Next month’s winter Olympics in repressive Russia are shaping up to be like a party everybody knows they should show up at, but few want to attend.
President Vladimir Putin has lavished $51 billion on making the resort town of Sochi the perfect venue for the Feb. 7–23 games. But his political crackdowns, some of the worst in the post-Soviet history, have put the dampener on a sporting spectacle whose success depends on assembling under one roof the ideals of mutual respect, human regard, good sportsmanship, and fair play — goals we have pursued, but failed to conquer, throughout our stormy history.
Those virtues don’t exist in Putin’s Russia, where tyranny, crookery, and human rights abuses rule, and freedom lovers are harassed and intimidated by restrictive laws, including a recent anti-gay one classifying “homosexual propaganda” as pornography. That means parents telling their kids that homosexuals are normal people — or Olympic visitors suspected of airing gay views — can be arrested and fined. The legislation is reminiscent of the bad old days of Stalin, when national fear and paranoia were so rampant that relatives ratted out each other in an instant, and people arrested their lovers in bed after sex, for being suspected traitors.
The Sochi games show how low the International Olympic Committee has fallen in its tireless efforts to bring inhumane regimes into the global fold, although its push for moral equivalency has failed before.
Chinese officials promised to upgrade their nation’s atrocious social conditions before the 2008 Summer Olympics in Beijing, but reportedly imprisoned human rights protestors without a trial to keep them out of sight in the run-up to the event, upending the image of stability and harmony they were seeking to project.
Russia’s grand show promises the same inconsistency, and is further marred with threats of terror attacks from Islamo-nuts in the North Caucasus mountains that tower over Sochi. Rebel leaders have ordered jihadists to “do their utmost to derail” the games they describe as “satanic dances on the bones of our ancestors.”
Yet the real kiss of death for Putin’s Russia comes courtesy of Russians familiar with their schizo-leader’s cruel heart: “Pussy Riot” punk rocker Nadezhda Tolokonnikova called for an Olympics boycott after her release from the Siberian prison camp she was packed off to in 2012 for singing an anti-state song in a Moscow cathedral. And performance artist Pyotr Pavlensky stripped down in broad daylight last November and nailed his genitals to cobblestones outside Lenin’s Mausoleum — one of the world’s most visited sites — to expose Russia’s “police state.”

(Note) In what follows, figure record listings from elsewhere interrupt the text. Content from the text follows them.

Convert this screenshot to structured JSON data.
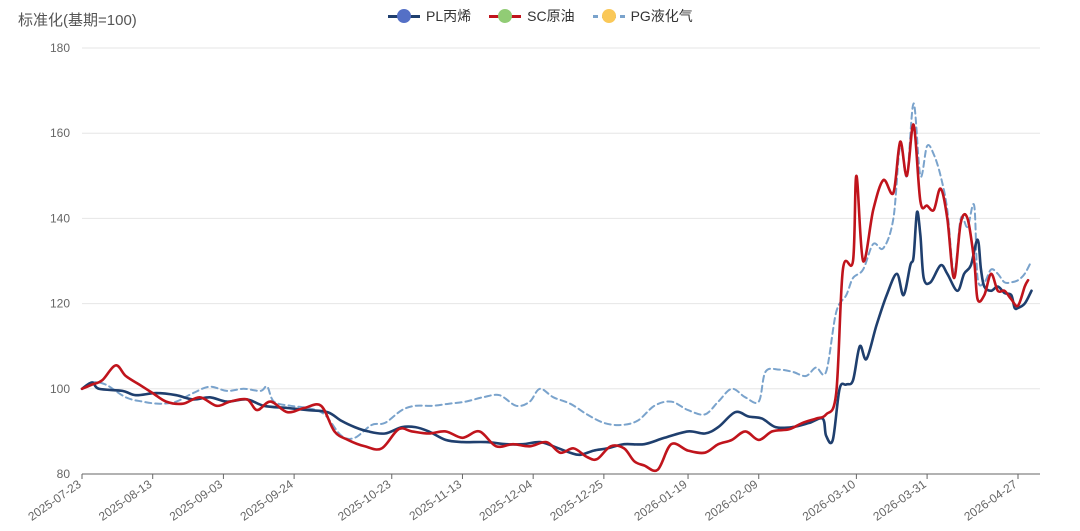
{
  "chart_data": {
    "type": "line",
    "ylabel": "标准化(基期=100)",
    "ylim": [
      80,
      180
    ],
    "yticks": [
      80,
      100,
      120,
      140,
      160,
      180
    ],
    "xlim": [
      "2025-07-23",
      "2026-04-27"
    ],
    "xticks": [
      "2025-07-23",
      "2025-08-13",
      "2025-09-03",
      "2025-09-24",
      "2025-10-23",
      "2025-11-13",
      "2025-12-04",
      "2025-12-25",
      "2026-01-19",
      "2026-02-09",
      "2026-03-10",
      "2026-03-31",
      "2026-04-27"
    ],
    "grid": "horizontal",
    "legend": "top-center",
    "series": [
      {
        "name": "PL丙烯",
        "color": "#1f3f6e",
        "marker_color": "#5470c6",
        "style": "solid",
        "points": [
          [
            "2025-07-23",
            100
          ],
          [
            "2025-07-26",
            101.5
          ],
          [
            "2025-07-28",
            100
          ],
          [
            "2025-08-04",
            99.5
          ],
          [
            "2025-08-08",
            98.5
          ],
          [
            "2025-08-14",
            99
          ],
          [
            "2025-08-20",
            98.5
          ],
          [
            "2025-08-25",
            97.5
          ],
          [
            "2025-08-30",
            98
          ],
          [
            "2025-09-04",
            97
          ],
          [
            "2025-09-10",
            97.5
          ],
          [
            "2025-09-15",
            96
          ],
          [
            "2025-09-22",
            95.5
          ],
          [
            "2025-09-28",
            95
          ],
          [
            "2025-10-04",
            94.5
          ],
          [
            "2025-10-08",
            92.5
          ],
          [
            "2025-10-12",
            91
          ],
          [
            "2025-10-16",
            90
          ],
          [
            "2025-10-21",
            89.5
          ],
          [
            "2025-10-26",
            91
          ],
          [
            "2025-10-30",
            91
          ],
          [
            "2025-11-03",
            90
          ],
          [
            "2025-11-08",
            88
          ],
          [
            "2025-11-13",
            87.5
          ],
          [
            "2025-11-20",
            87.5
          ],
          [
            "2025-11-26",
            87
          ],
          [
            "2025-12-01",
            87
          ],
          [
            "2025-12-06",
            87.5
          ],
          [
            "2025-12-10",
            86.5
          ],
          [
            "2025-12-15",
            85
          ],
          [
            "2025-12-18",
            84.5
          ],
          [
            "2025-12-22",
            85.5
          ],
          [
            "2025-12-26",
            86
          ],
          [
            "2025-12-31",
            87
          ],
          [
            "2026-01-06",
            87
          ],
          [
            "2026-01-12",
            88.5
          ],
          [
            "2026-01-19",
            90
          ],
          [
            "2026-01-24",
            89.5
          ],
          [
            "2026-01-28",
            91
          ],
          [
            "2026-02-02",
            94.5
          ],
          [
            "2026-02-06",
            93.5
          ],
          [
            "2026-02-10",
            93
          ],
          [
            "2026-02-14",
            91
          ],
          [
            "2026-02-19",
            91
          ],
          [
            "2026-02-24",
            92
          ],
          [
            "2026-02-28",
            93
          ],
          [
            "2026-03-01",
            89
          ],
          [
            "2026-03-03",
            88
          ],
          [
            "2026-03-05",
            100
          ],
          [
            "2026-03-07",
            101
          ],
          [
            "2026-03-09",
            102
          ],
          [
            "2026-03-11",
            110
          ],
          [
            "2026-03-13",
            107
          ],
          [
            "2026-03-16",
            115
          ],
          [
            "2026-03-19",
            122
          ],
          [
            "2026-03-22",
            127
          ],
          [
            "2026-03-24",
            122
          ],
          [
            "2026-03-26",
            129
          ],
          [
            "2026-03-27",
            131
          ],
          [
            "2026-03-28",
            141.5
          ],
          [
            "2026-03-29",
            136
          ],
          [
            "2026-03-30",
            126
          ],
          [
            "2026-04-01",
            125
          ],
          [
            "2026-04-04",
            129
          ],
          [
            "2026-04-06",
            127
          ],
          [
            "2026-04-09",
            123
          ],
          [
            "2026-04-11",
            127
          ],
          [
            "2026-04-13",
            129
          ],
          [
            "2026-04-15",
            135
          ],
          [
            "2026-04-16",
            128
          ],
          [
            "2026-04-17",
            124
          ],
          [
            "2026-04-19",
            123
          ],
          [
            "2026-04-21",
            124
          ],
          [
            "2026-04-23",
            122.5
          ],
          [
            "2026-04-25",
            122
          ],
          [
            "2026-04-26",
            119
          ],
          [
            "2026-04-27",
            119
          ],
          [
            "2026-04-29",
            120
          ],
          [
            "2026-05-01",
            123
          ]
        ]
      },
      {
        "name": "SC原油",
        "color": "#c0141c",
        "marker_color": "#91cc75",
        "style": "solid",
        "points": [
          [
            "2025-07-23",
            100
          ],
          [
            "2025-07-26",
            101
          ],
          [
            "2025-07-29",
            102
          ],
          [
            "2025-08-02",
            105.5
          ],
          [
            "2025-08-05",
            103
          ],
          [
            "2025-08-09",
            101
          ],
          [
            "2025-08-13",
            99
          ],
          [
            "2025-08-17",
            97
          ],
          [
            "2025-08-22",
            96.5
          ],
          [
            "2025-08-27",
            98
          ],
          [
            "2025-09-01",
            96
          ],
          [
            "2025-09-05",
            97
          ],
          [
            "2025-09-10",
            97.5
          ],
          [
            "2025-09-13",
            95
          ],
          [
            "2025-09-17",
            97
          ],
          [
            "2025-09-22",
            94.5
          ],
          [
            "2025-09-27",
            95.5
          ],
          [
            "2025-10-02",
            96
          ],
          [
            "2025-10-06",
            90
          ],
          [
            "2025-10-10",
            88
          ],
          [
            "2025-10-15",
            86.5
          ],
          [
            "2025-10-20",
            86
          ],
          [
            "2025-10-25",
            90.5
          ],
          [
            "2025-10-29",
            90
          ],
          [
            "2025-11-03",
            89.5
          ],
          [
            "2025-11-08",
            90
          ],
          [
            "2025-11-13",
            88.5
          ],
          [
            "2025-11-18",
            90
          ],
          [
            "2025-11-23",
            86.5
          ],
          [
            "2025-11-28",
            87
          ],
          [
            "2025-12-03",
            86.5
          ],
          [
            "2025-12-08",
            87.5
          ],
          [
            "2025-12-12",
            85
          ],
          [
            "2025-12-16",
            86
          ],
          [
            "2025-12-20",
            84
          ],
          [
            "2025-12-23",
            83.5
          ],
          [
            "2025-12-27",
            86.5
          ],
          [
            "2025-12-31",
            86
          ],
          [
            "2026-01-03",
            83
          ],
          [
            "2026-01-06",
            82
          ],
          [
            "2026-01-10",
            81
          ],
          [
            "2026-01-14",
            87
          ],
          [
            "2026-01-19",
            85.5
          ],
          [
            "2026-01-24",
            85
          ],
          [
            "2026-01-28",
            87
          ],
          [
            "2026-02-01",
            88
          ],
          [
            "2026-02-05",
            90
          ],
          [
            "2026-02-09",
            88
          ],
          [
            "2026-02-13",
            90
          ],
          [
            "2026-02-18",
            90.5
          ],
          [
            "2026-02-22",
            92
          ],
          [
            "2026-02-26",
            93
          ],
          [
            "2026-03-01",
            94
          ],
          [
            "2026-03-04",
            99
          ],
          [
            "2026-03-06",
            128
          ],
          [
            "2026-03-09",
            130
          ],
          [
            "2026-03-10",
            150
          ],
          [
            "2026-03-12",
            130
          ],
          [
            "2026-03-15",
            142
          ],
          [
            "2026-03-18",
            149
          ],
          [
            "2026-03-21",
            146
          ],
          [
            "2026-03-23",
            158
          ],
          [
            "2026-03-25",
            150
          ],
          [
            "2026-03-27",
            162
          ],
          [
            "2026-03-29",
            144
          ],
          [
            "2026-03-31",
            143
          ],
          [
            "2026-04-02",
            142
          ],
          [
            "2026-04-04",
            147
          ],
          [
            "2026-04-06",
            140
          ],
          [
            "2026-04-08",
            126
          ],
          [
            "2026-04-10",
            139
          ],
          [
            "2026-04-12",
            140
          ],
          [
            "2026-04-14",
            130
          ],
          [
            "2026-04-15",
            121
          ],
          [
            "2026-04-17",
            122
          ],
          [
            "2026-04-19",
            127
          ],
          [
            "2026-04-21",
            123
          ],
          [
            "2026-04-23",
            123
          ],
          [
            "2026-04-25",
            121
          ],
          [
            "2026-04-27",
            119.5
          ],
          [
            "2026-04-29",
            124
          ],
          [
            "2026-04-30",
            125.5
          ]
        ]
      },
      {
        "name": "PG液化气",
        "color": "#7aa3cc",
        "marker_color": "#fac858",
        "style": "dashed",
        "points": [
          [
            "2025-07-23",
            100
          ],
          [
            "2025-07-26",
            101.5
          ],
          [
            "2025-07-30",
            101
          ],
          [
            "2025-08-05",
            98
          ],
          [
            "2025-08-10",
            97
          ],
          [
            "2025-08-15",
            96.5
          ],
          [
            "2025-08-20",
            97
          ],
          [
            "2025-08-25",
            99
          ],
          [
            "2025-08-30",
            100.5
          ],
          [
            "2025-09-04",
            99.5
          ],
          [
            "2025-09-09",
            100
          ],
          [
            "2025-09-14",
            99.5
          ],
          [
            "2025-09-16",
            100.5
          ],
          [
            "2025-09-18",
            97
          ],
          [
            "2025-09-23",
            96
          ],
          [
            "2025-09-28",
            95.5
          ],
          [
            "2025-10-03",
            94
          ],
          [
            "2025-10-08",
            89
          ],
          [
            "2025-10-12",
            88.5
          ],
          [
            "2025-10-17",
            91.5
          ],
          [
            "2025-10-21",
            92
          ],
          [
            "2025-10-26",
            95
          ],
          [
            "2025-10-30",
            96
          ],
          [
            "2025-11-04",
            96
          ],
          [
            "2025-11-09",
            96.5
          ],
          [
            "2025-11-14",
            97
          ],
          [
            "2025-11-19",
            98
          ],
          [
            "2025-11-24",
            98.5
          ],
          [
            "2025-11-29",
            96
          ],
          [
            "2025-12-03",
            97
          ],
          [
            "2025-12-06",
            100
          ],
          [
            "2025-12-10",
            98
          ],
          [
            "2025-12-15",
            96.5
          ],
          [
            "2025-12-20",
            94
          ],
          [
            "2025-12-25",
            92
          ],
          [
            "2025-12-30",
            91.5
          ],
          [
            "2026-01-04",
            92.5
          ],
          [
            "2026-01-09",
            96
          ],
          [
            "2026-01-14",
            97
          ],
          [
            "2026-01-19",
            95
          ],
          [
            "2026-01-24",
            94
          ],
          [
            "2026-01-28",
            97
          ],
          [
            "2026-02-01",
            100
          ],
          [
            "2026-02-05",
            98
          ],
          [
            "2026-02-09",
            97
          ],
          [
            "2026-02-11",
            104
          ],
          [
            "2026-02-15",
            104.5
          ],
          [
            "2026-02-19",
            104
          ],
          [
            "2026-02-23",
            103
          ],
          [
            "2026-02-26",
            105
          ],
          [
            "2026-03-01",
            104
          ],
          [
            "2026-03-04",
            118
          ],
          [
            "2026-03-07",
            122
          ],
          [
            "2026-03-09",
            126
          ],
          [
            "2026-03-12",
            128
          ],
          [
            "2026-03-15",
            134
          ],
          [
            "2026-03-18",
            133
          ],
          [
            "2026-03-21",
            140
          ],
          [
            "2026-03-23",
            157
          ],
          [
            "2026-03-25",
            150
          ],
          [
            "2026-03-27",
            167
          ],
          [
            "2026-03-29",
            150
          ],
          [
            "2026-03-31",
            157
          ],
          [
            "2026-04-02",
            155
          ],
          [
            "2026-04-04",
            150
          ],
          [
            "2026-04-06",
            142
          ],
          [
            "2026-04-08",
            127
          ],
          [
            "2026-04-10",
            140
          ],
          [
            "2026-04-12",
            138
          ],
          [
            "2026-04-14",
            143
          ],
          [
            "2026-04-15",
            126
          ],
          [
            "2026-04-17",
            125
          ],
          [
            "2026-04-19",
            128
          ],
          [
            "2026-04-21",
            127
          ],
          [
            "2026-04-23",
            125
          ],
          [
            "2026-04-25",
            125
          ],
          [
            "2026-04-27",
            125.5
          ],
          [
            "2026-04-29",
            127
          ],
          [
            "2026-05-01",
            130
          ]
        ]
      }
    ]
  }
}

“A naked artist, looking at his balls nailed to the Kremlin pavement, is a metaphor for the apathy, political indifference, and fatalism of contemporary Russian society,” Pavlensky wrote on his website.
The image certainly shrivels the spirit of the planet’s most famous athletic forum, designed to remind us that even in tough times, the human spirit is unconquerable — and that human decency is the only gauge for people and nations seeking a just world.